The top three he’s referring to includes BYU, and the Cougars had added a totally different dynamic to the WCC by 2016. A league that was once a two-team league between Gonzaga and St. Mary’s had solidified a third power that could compete with the dominant forces. Though the Cougars have not yet won a share of a WCC title, they have reached multiple WCC Tournament championship games, finished in the top three of the league several times, and have become a similar force as St. Mary’s in the conference.
BYU has played the foil role to Gonzaga for good portions of its time in the WCC, challenging and occasionally besting the Zags on the court, offering a second legitimate competitor for the Bulldogs to consider in their league.
There is no way the improvement in recruiting at Gonzaga can’t be somewhat contributed to the addition of two marquee conference games every season. The Zags are known for scheduling tough in the non-conference, and that lures talent to Spokane, but the sale must be easier when Few can also tell them that they’ll play in nationally-relevant contests in-conference against not only St. Mary’s but BYU – a school big enough to now merit an invitation from the Big 12 – as well.
In 1999-00, the WCC finished No. 16 out of 32 conferences in RPI. Most of the next 10 years were spent with the league finishing in the spots just outside of the top 10. From 2011-12 to now, the WCC has finished outside of the top 10 only twice (2015-16 and 2017-18). Clearly, BYU has elevated the league’s level, and there’s no way that hasn’t been hugely helpful to Gonzaga.
So, What Does It Mean?
It doesn’t mean Gonzaga’s program will tank and you’ve heard the end of the Few and the Zags. Gonzaga was doing very well before BYU joined the WCC, and it’ll almost definitely continue to do well after the Cougars leave. The foundation set in Spokane was created by Few and those around him – BYU cannot claim credit for that.
And Gonzaga has capitalized wonderfully on playing in a tougher, more elevated conference. It’s possible that even when BYU leaves and the league presumably dips back down to its previous levels, Gonzaga will have cemented itself at the top of the conversation nationally enough that it can still bring in five-star recruits while playing in a league that will often only have one bid to the Big Dance.
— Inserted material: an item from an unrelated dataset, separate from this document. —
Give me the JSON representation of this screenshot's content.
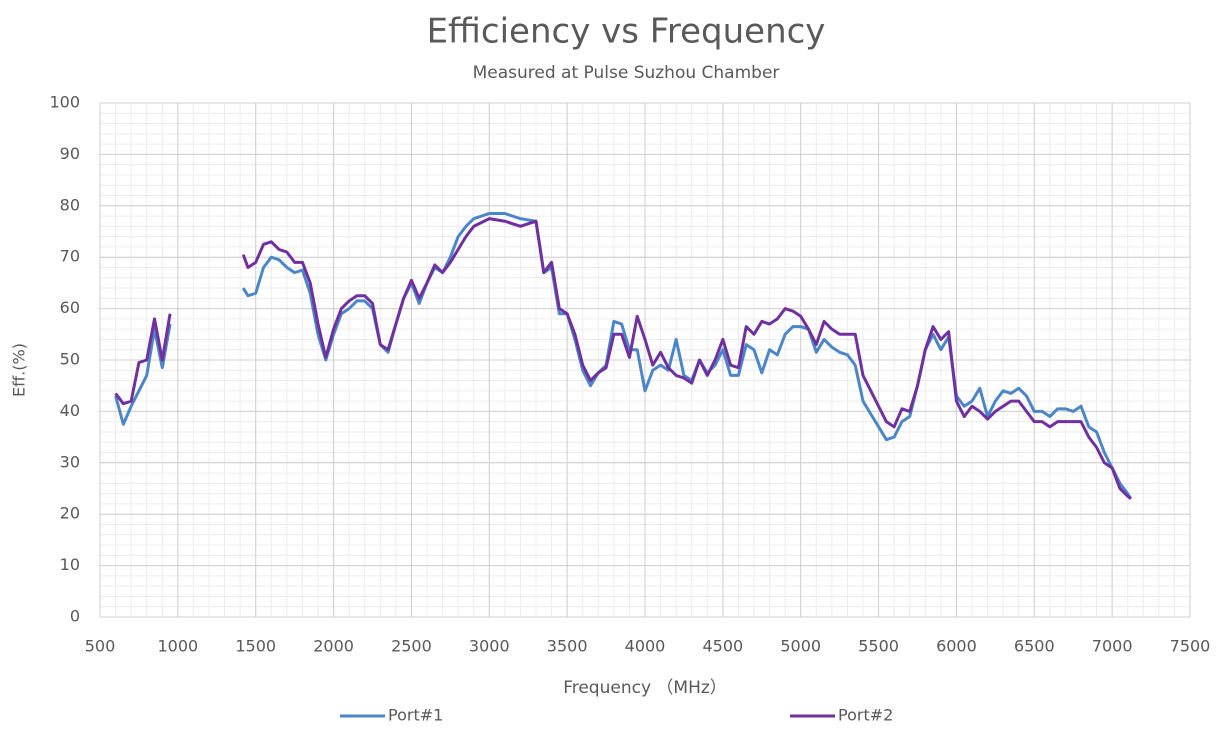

But what’s the easier sales pitch: come play for a national championship while in a top-10 league nationally, or come play for a national championship while in a league struggling to get two teams into the tournament regularly? Remember, Few isn’t competing against middling power-five programs for players like Jalen Suggs and Chet Holmgren like he is for some four-star and three-star players. If you want Suggs and Holmgren, you have to convince them that you’re a better spot for them than Kentucky, Kansas, Duke, and North Carolina.
BYU leaves the WCC after the 2022-23 season, so Gonzaga still has two seasons of competing against the Cougars to look forward to. The potential impact of BYU exiting the conference won’t be felt for another few years, and I would be very surprised if Gonzaga ever dipped belong the status of a perennial tournament team and common Sweet 16 participant while Few is in charge regardless of other factors. But will the Zags be able to bring in three five-star recruits in two years and convince enough talent to come through their doors to win at least 31 games for five-straight years without a program like BYU helping improve the conference? That’s the big question.